Deutsche Bank (DE: DBKGn) (NYSE DB) shares are down 10% premarket for the US this morning on news about the bank's credit default swap rates. This is, of course, a continuation of the worries stemming from the Credit Suisse problems of last weekend. In many ways these worries and concerns are worse for DB than they are than for near any other bank. For there has long been a feeling that there's something wrong at Deutsche. The cost base is out of line with revenues, there seems to be no major plan to restructure successfully and there's a certain paucity of knowledge over whether there are any gremlins inside the organisation.
Well, yes, but of course DB is so large and such a symbol of German economic might that no one is going to allow any serious problems to develop there, right? Except we would have said that about Credit Suisse right up until last weekend too. One of the world's top 30 systemically important banks? Of course there will be a bailout, resolution and significant equity or bond losses are just impossible! Until, of course, they happen.

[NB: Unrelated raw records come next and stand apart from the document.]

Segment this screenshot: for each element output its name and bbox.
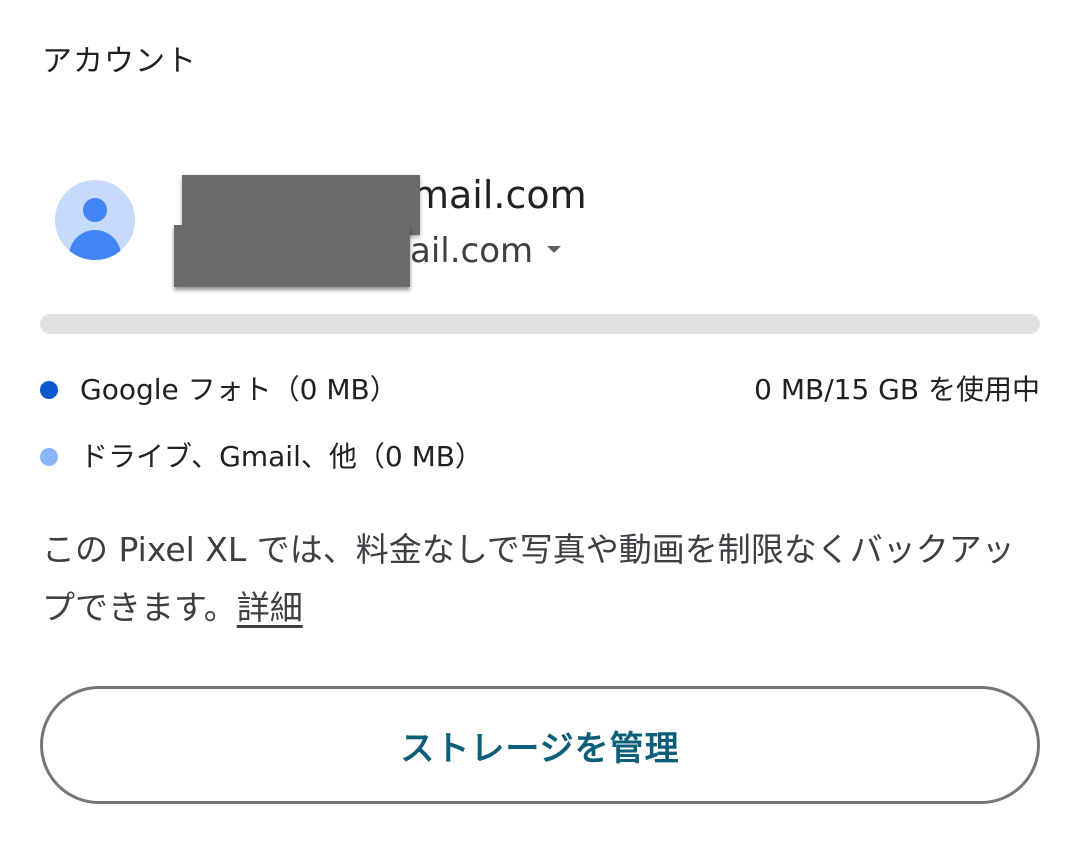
manage-storage-button[interactable]: ストレージを管理 [40,686,1040,804]
avatar-head [83,198,107,222]
redaction-block [174,225,410,287]
section-title: アカウント [42,44,197,79]
backup-info-text: この Pixel XL では、料金なしで写真や動画を制限なくバックアップできます… [42,521,1042,637]
secondary-email-text: ail.com [410,231,534,271]
legend-label-photos: Google フォト（0 MB） [80,373,398,406]
avatar-body [69,230,121,260]
storage-usage-total: 0 MB/15 GB を使用中 [754,373,1040,406]
storage-usage-bar [40,314,1040,334]
legend-label-drive: ドライブ、Gmail、他（0 MB） [80,440,483,473]
account-switcher[interactable]: mail.com ail.com [0,160,1080,300]
avatar [55,180,135,260]
account-storage-screen: アカウント mail.com ail.com Google フォト（0 MB） … [0,0,1080,851]
learn-more-link[interactable]: 詳細 [237,588,303,627]
legend-item-drive: ドライブ、Gmail、他（0 MB） [40,437,1040,477]
legend-item-photos: Google フォト（0 MB） 0 MB/15 GB を使用中 [40,370,1040,410]
chevron-down-icon[interactable] [547,246,562,253]
photos-dot-icon [40,381,58,399]
backup-info-body: この Pixel XL では、料金なしで写真や動画を制限なくバックアップできます… [42,530,1015,627]
drive-dot-icon [40,448,58,466]
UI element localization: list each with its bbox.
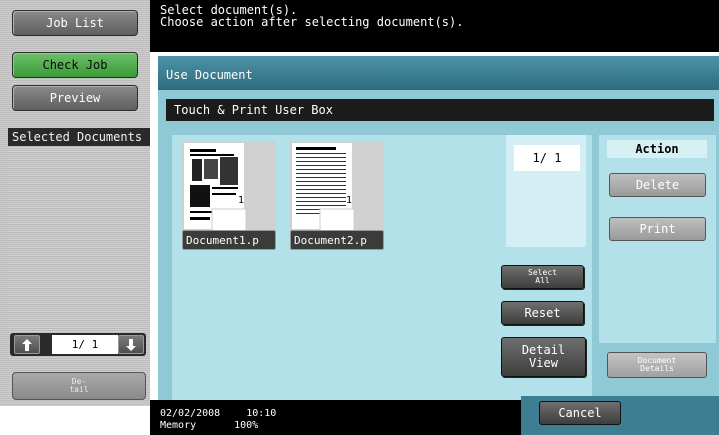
use-document-panel: Use Document Touch & Print User Box 1 Do… bbox=[158, 56, 719, 405]
action-title: Action bbox=[607, 140, 707, 158]
message-line-2: Choose action after selecting document(s… bbox=[160, 15, 464, 29]
memory-label: Memory bbox=[160, 420, 197, 431]
selected-documents-label: Selected Documents bbox=[8, 128, 150, 146]
panel-title: Use Document bbox=[158, 56, 719, 90]
delete-button[interactable]: Delete bbox=[609, 173, 706, 197]
job-list-button[interactable]: Job List bbox=[12, 10, 138, 36]
reset-button[interactable]: Reset bbox=[501, 301, 584, 325]
detail-button-label-line2: tail bbox=[69, 385, 89, 394]
select-all-label-line2: All bbox=[535, 276, 550, 285]
panel-body: Touch & Print User Box 1 Document1.p 1 D… bbox=[158, 90, 719, 405]
down-arrow-icon[interactable] bbox=[118, 335, 144, 354]
document-details-button[interactable]: Document Details bbox=[607, 352, 707, 378]
status-time: 10:10 bbox=[246, 408, 277, 419]
message-bar: Select document(s). Choose action after … bbox=[150, 0, 719, 52]
check-job-button[interactable]: Check Job bbox=[12, 52, 138, 78]
action-panel: Action Delete Print bbox=[599, 135, 716, 343]
select-all-button[interactable]: Select All bbox=[501, 265, 584, 289]
document-thumbnail[interactable]: 1 bbox=[182, 141, 276, 233]
detail-view-button[interactable]: Detail View bbox=[501, 337, 586, 377]
status-date: 02/02/2008 bbox=[160, 408, 221, 419]
document-details-label-line2: Details bbox=[640, 364, 674, 373]
up-arrow-icon[interactable] bbox=[14, 335, 40, 354]
document-thumbnail[interactable]: 1 bbox=[290, 141, 384, 233]
document-page-count: 1 bbox=[238, 195, 245, 206]
selected-documents-page-indicator: 1/ 1 bbox=[52, 335, 118, 354]
selected-documents-list[interactable] bbox=[8, 146, 150, 332]
document-name[interactable]: Document2.p bbox=[290, 230, 384, 250]
cancel-button[interactable]: Cancel bbox=[539, 401, 621, 425]
document-name[interactable]: Document1.p bbox=[182, 230, 276, 250]
selected-documents-pager: 1/ 1 bbox=[10, 333, 146, 356]
preview-button[interactable]: Preview bbox=[12, 85, 138, 111]
page-indicator: 1/ 1 bbox=[514, 145, 580, 171]
page-indicator-box: 1/ 1 bbox=[506, 135, 586, 247]
document-page-count: 1 bbox=[346, 195, 353, 206]
print-button[interactable]: Print bbox=[609, 217, 706, 241]
detail-view-label-line2: View bbox=[529, 356, 558, 370]
detail-button[interactable]: De- tail bbox=[12, 372, 146, 400]
user-box-title: Touch & Print User Box bbox=[166, 99, 714, 121]
memory-value: 100% bbox=[234, 420, 259, 431]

Deutsche Bank share price from NASDAQ
No, this does not mean that everyone thinks that the regulators are going to take over DB this weekend. It's all much lighter than that. Credit default swaps, CDS, are a measure of the markets' certainty about repayment by a particular borrower. If that price rises then worries about either liquidity or solvency are by near definition rising. The only let out here is if people are using a large and liquid CDS to bet against the sector, not the specific corporate. So, the DB CDS price is blowing out, people are getting more worried about the liquidity or solvency of DB. Unless they're just betting against the sector.
The reason this is having such a big effect upon the DB stock price is simply that people no longer do believe that Deutsche Bank is untouchable. If the regulators will take down Credit Suisse then, if necessary, they'll do that the DB too. No, that doesn't mean that the time has come, it just makes Deutsche Bank equity much more volatile as there no longer is that implicit guarantee that it won't be allowed to go to zero.